Whatever sinks to the depths is bound to eventually rise.
At least that’s what many Americans now believe, as a new report indicates that consumers are feeling more optimistic about their personal finances and the overall economy than they did this time last year.
According to Chase Bank’s “Pulse of the Consumer Survey” 64 percent of Americans believe the economy has reached a place of stability compared to 33 percent in 2011. This may be due to the belief among some consumers that the economy has already reached its lowest point, and it can only show improvement from this point on.
Whether this is true is debatable, but it appears to be a widely-held belief.
The report also shows that putting away enough money for retirement is the chief concern among consumers, as 64 percent said they worry about having enough for their golden years, but only 34 percent of those surveyed admitted to actually saving more money since the economy fell in 2008.
Not enough savings
And being able to live comfortably isn’t the only financial concern among consumers, as way more than half (74 percent) of Americans said they’re worried about their current savings, however only 36 percent of consumers said they made an effort to add more to their savings accounts since the economic collapse.
But as the economy shows signs of consistent improvement, many are still concerned about paying off their everyday expenses.
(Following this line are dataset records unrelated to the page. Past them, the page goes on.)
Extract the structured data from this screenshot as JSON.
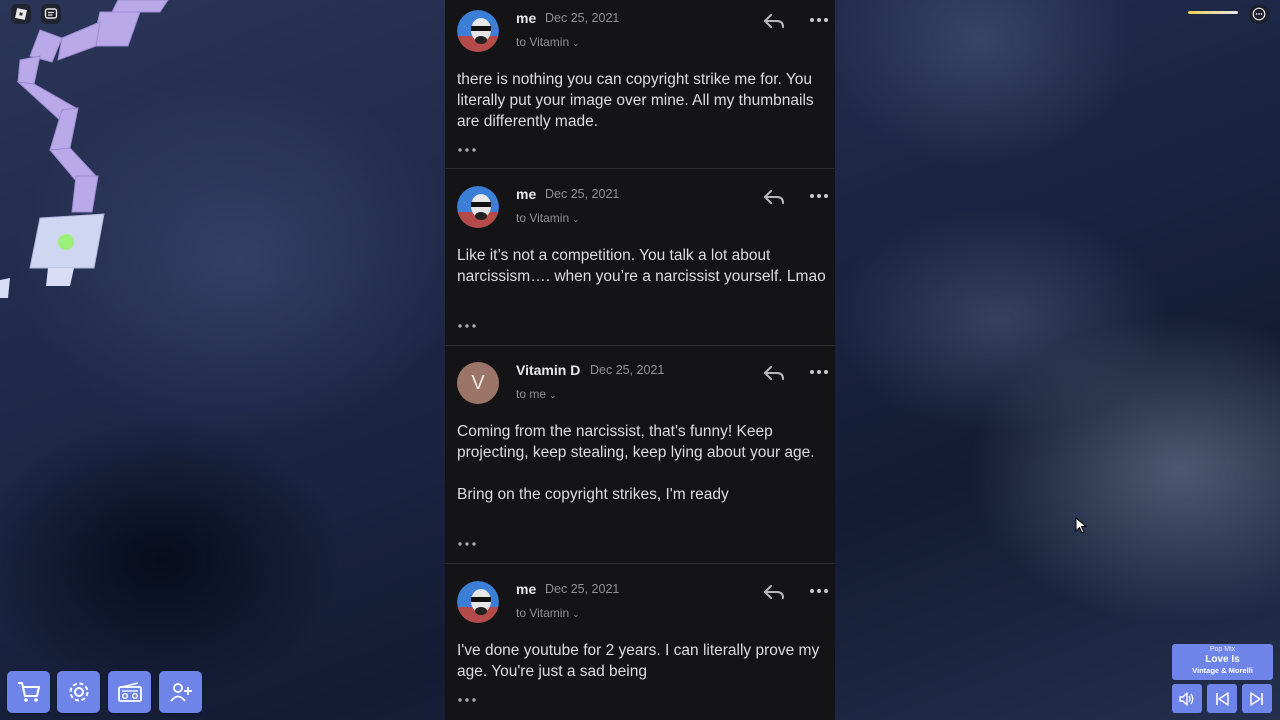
{
  "email": {
    "messages": [
      {
        "sender": "me",
        "date": "Dec 25, 2021",
        "to": "to Vitamin",
        "avatar": "user-avatar",
        "body": "there is nothing you can copyright strike me for. You literally put your image over mine. All my thumbnails are differently made."
      },
      {
        "sender": "me",
        "date": "Dec 25, 2021",
        "to": "to Vitamin",
        "avatar": "user-avatar",
        "body": "Like it’s not a competition. You talk a lot about narcissism…. when you’re a narcissist yourself. Lmao"
      },
      {
        "sender": "Vitamin D",
        "date": "Dec 25, 2021",
        "to": "to me",
        "avatar_letter": "V",
        "body": "Coming from the narcissist, that's funny! Keep projecting, keep stealing, keep lying about your age.\n\nBring on the copyright strikes, I'm ready"
      },
      {
        "sender": "me",
        "date": "Dec 25, 2021",
        "to": "to Vitamin",
        "avatar": "user-avatar",
        "body": "I've done youtube for 2 years. I can literally prove my age. You're just a sad being"
      }
    ]
  },
  "music_player": {
    "mix": "Pop Mix",
    "song": "Love Is",
    "artist": "Vintage & Morelli"
  },
  "hotbar": {
    "icons": [
      "cart-icon",
      "gear-icon",
      "radio-icon",
      "add-friend-icon"
    ]
  },
  "colors": {
    "panel_bg": "#141416",
    "hotbar_blue": "#6f84e8",
    "avatar_v": "#9a7568",
    "text_primary": "#dcdcdc",
    "text_muted": "#8f8f94"
  }
}
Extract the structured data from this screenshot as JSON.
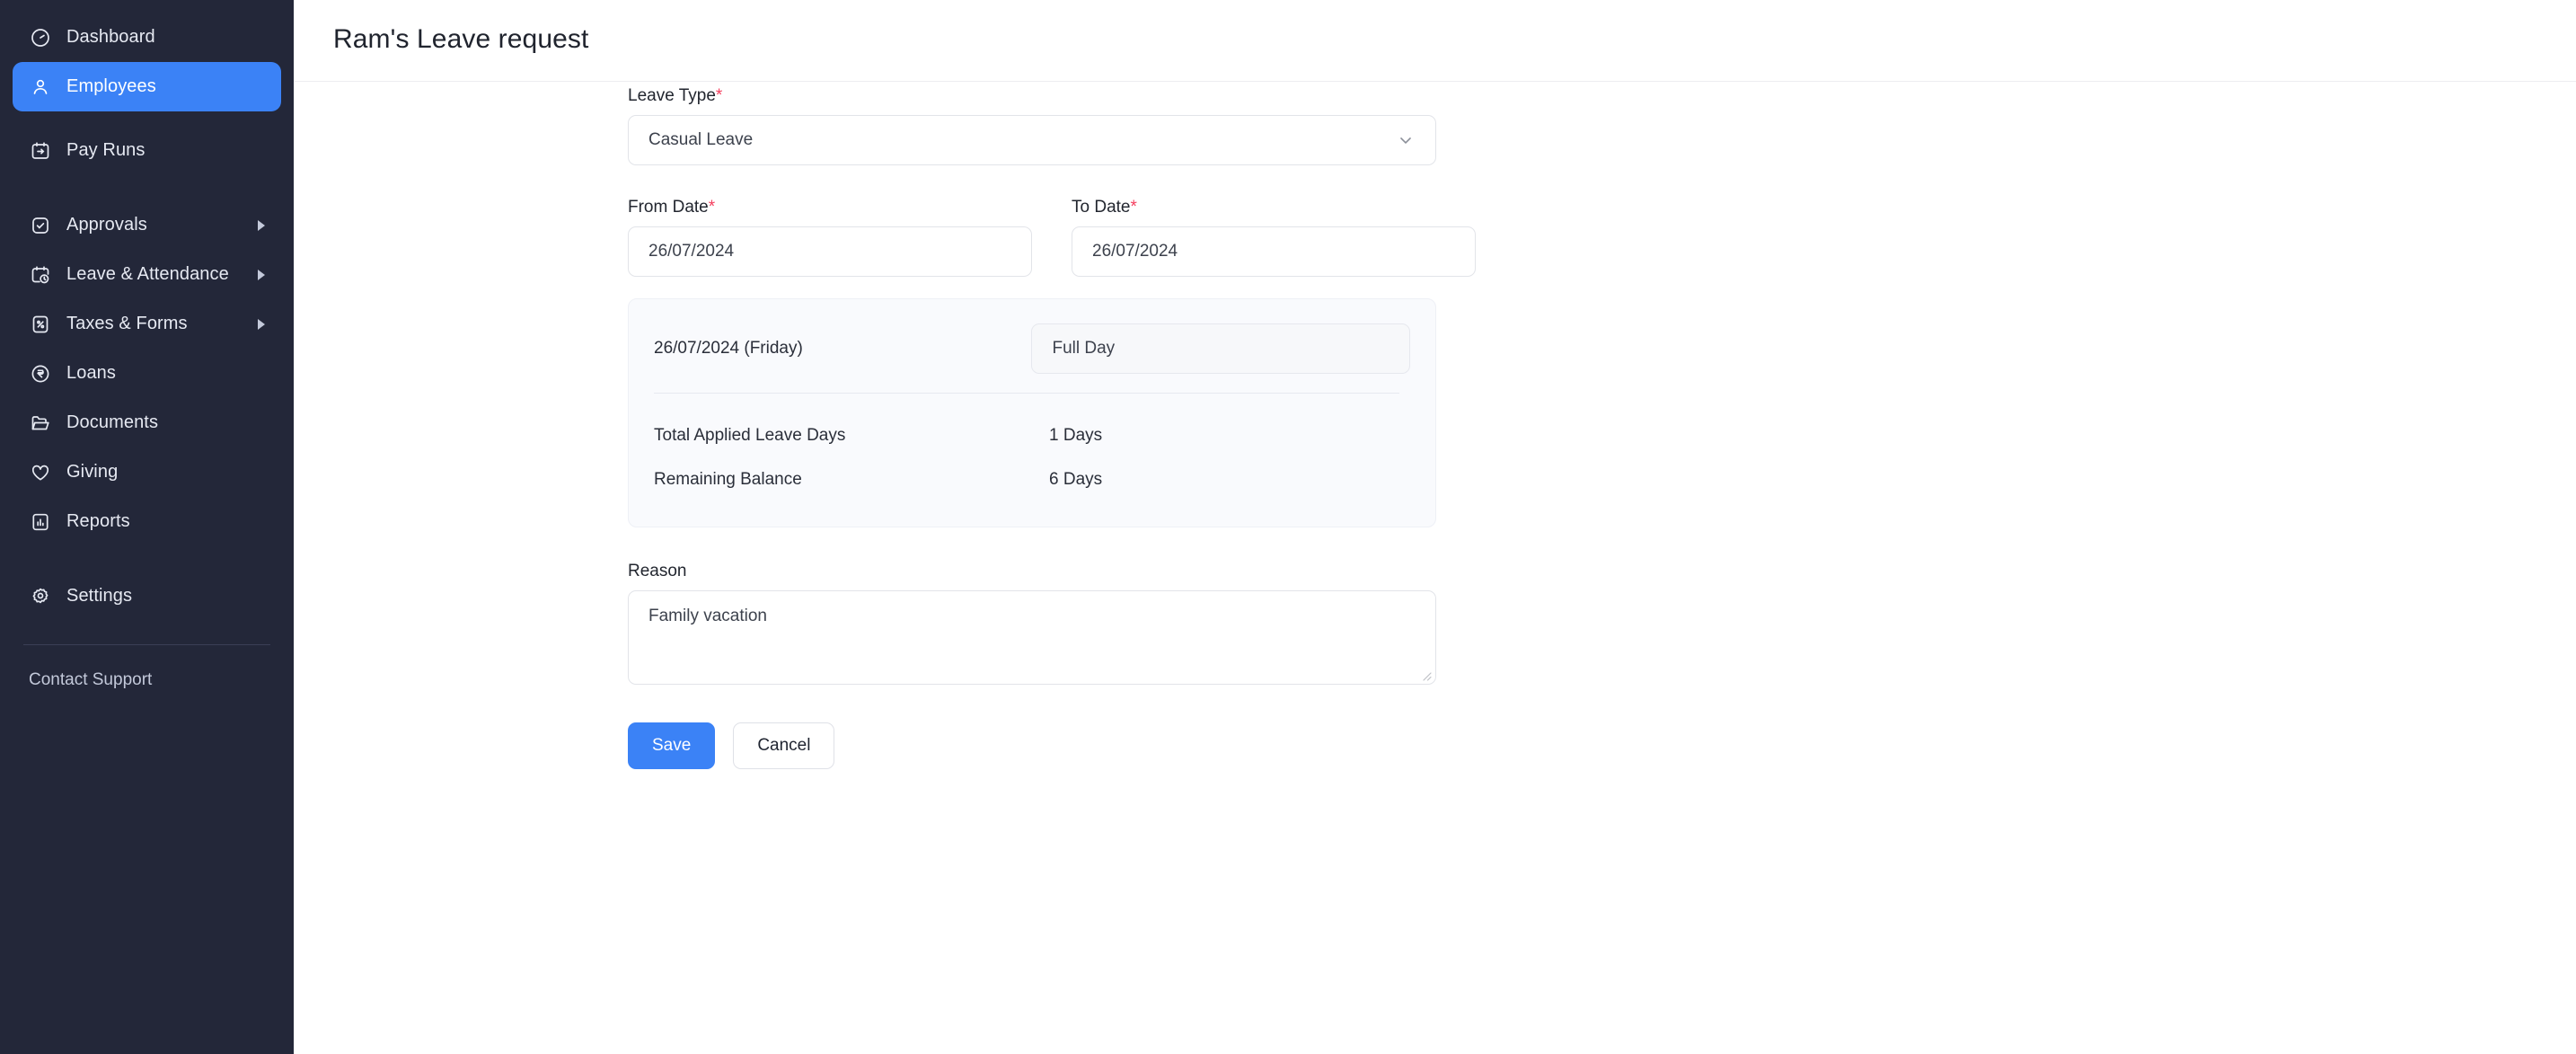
{
  "sidebar": {
    "items": [
      {
        "label": "Dashboard",
        "icon": "gauge-icon",
        "active": false,
        "expandable": false
      },
      {
        "label": "Employees",
        "icon": "user-icon",
        "active": true,
        "expandable": false
      },
      {
        "label": "Pay Runs",
        "icon": "calendar-arrow-icon",
        "active": false,
        "expandable": false
      },
      {
        "label": "Approvals",
        "icon": "check-square-icon",
        "active": false,
        "expandable": true
      },
      {
        "label": "Leave & Attendance",
        "icon": "calendar-clock-icon",
        "active": false,
        "expandable": true
      },
      {
        "label": "Taxes & Forms",
        "icon": "percent-file-icon",
        "active": false,
        "expandable": true
      },
      {
        "label": "Loans",
        "icon": "rupee-circle-icon",
        "active": false,
        "expandable": false
      },
      {
        "label": "Documents",
        "icon": "folder-icon",
        "active": false,
        "expandable": false
      },
      {
        "label": "Giving",
        "icon": "heart-icon",
        "active": false,
        "expandable": false
      },
      {
        "label": "Reports",
        "icon": "bar-chart-icon",
        "active": false,
        "expandable": false
      },
      {
        "label": "Settings",
        "icon": "gear-icon",
        "active": false,
        "expandable": false
      }
    ],
    "support_label": "Contact Support",
    "active_color": "#3b82f6",
    "background_color": "#232739"
  },
  "header": {
    "title": "Ram's Leave request"
  },
  "form": {
    "leave_type": {
      "label": "Leave Type",
      "required_mark": "*",
      "value": "Casual Leave",
      "chevron": "chevron-down-icon"
    },
    "from_date": {
      "label": "From Date",
      "required_mark": "*",
      "value": "26/07/2024"
    },
    "to_date": {
      "label": "To Date",
      "required_mark": "*",
      "value": "26/07/2024"
    },
    "day_breakdown": {
      "rows": [
        {
          "date": "26/07/2024 (Friday)",
          "duration": "Full Day"
        }
      ]
    },
    "summary": [
      {
        "key": "Total Applied Leave Days",
        "value": "1 Days"
      },
      {
        "key": "Remaining Balance",
        "value": "6 Days"
      }
    ],
    "reason": {
      "label": "Reason",
      "value": "Family vacation"
    },
    "actions": {
      "save_label": "Save",
      "cancel_label": "Cancel"
    }
  }
}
The survey shows that 40 percent of consumers are worried about things like paying their mortgage or rent on time, and making steady payments on their credit card bills.
The survey also showed that 53 percent of Americans are still concerned about getting good deals when they shop, which seems like a low percentage in this area, as one would easily assume that most people would want to save a buck or two.
It also seems the economic crash put a jolt in many consumers, as 78 percent of those surveyed said they’ve modified their spending ways since the economy fell.
In addition, 61 percent of consumers admitted to paying off credit card bills quicker compared to four years ago, and 54 percent said the economic downturn has encouraged them to start a monthly budget since then, the survey reveals.
The researchers also asked participants how they would pay for an unexpected $1,500 expense that abruptly popped-up.
Almost half (49 percent) said a credit card would be used, and many of those same consumers said they would make gradual payments until the entire amount is paid off. The report also indicates that 45 percent of consumers said that getting the most bang for their buck when purchasing items, is what gives them the most amount of financial enthusiasm.
Other clear signs that consumers are feeling better about their personal finances as well as the economy, is the fact that 38 percent of Americans said they’re now saving up to purchase a car, and 24 percent they’re planning to take their ultimate vacation trip in the next five years.
Additionally, 20 percent of respondents said they see themselves purchasing a new home or condo between now and the year 2017.
All of these percentages show an increase in consumers making major purchases in the next five years, compared to last year when there was an 11 percent increase of people saying they would purchase a car, and a 13 percent rise in the amount of consumers that plan to buy a new house or condominium.
And when it comes to managing their personal finances most consumers (70 percent) prefer online banking as a successful way to manage their income, which may not be surprising. This same percentage said that credit card websites are preferable when it comes to making timely payments and trying to budget money, compared to the traditional way of mailing payments in.
Dubious about mobile apps
However, banking on mobile apps doesn’t seem to be catching on with consumers just yet, as only 24 percent said they conduct financial transactions on their smartphones.
“All signs point to mobile payments and online banking increasing at a rapid pace over the next few years, said Chief Executive Officer for Chase Card Services Eileen Serra.”
She also says although the economy is showing definite signs of improvement, people still need to seek out effective methods to properly budget their money and control their financial futures.
“We’re encouraged that consumers think the economy and their personal finances are on the upswing, but there is still work to be done,” Serra noted. “Consumers continue to need the correct financial tools and services to better manage their everyday expenses—that is a critical first step to gaining full control over their financial future," she said.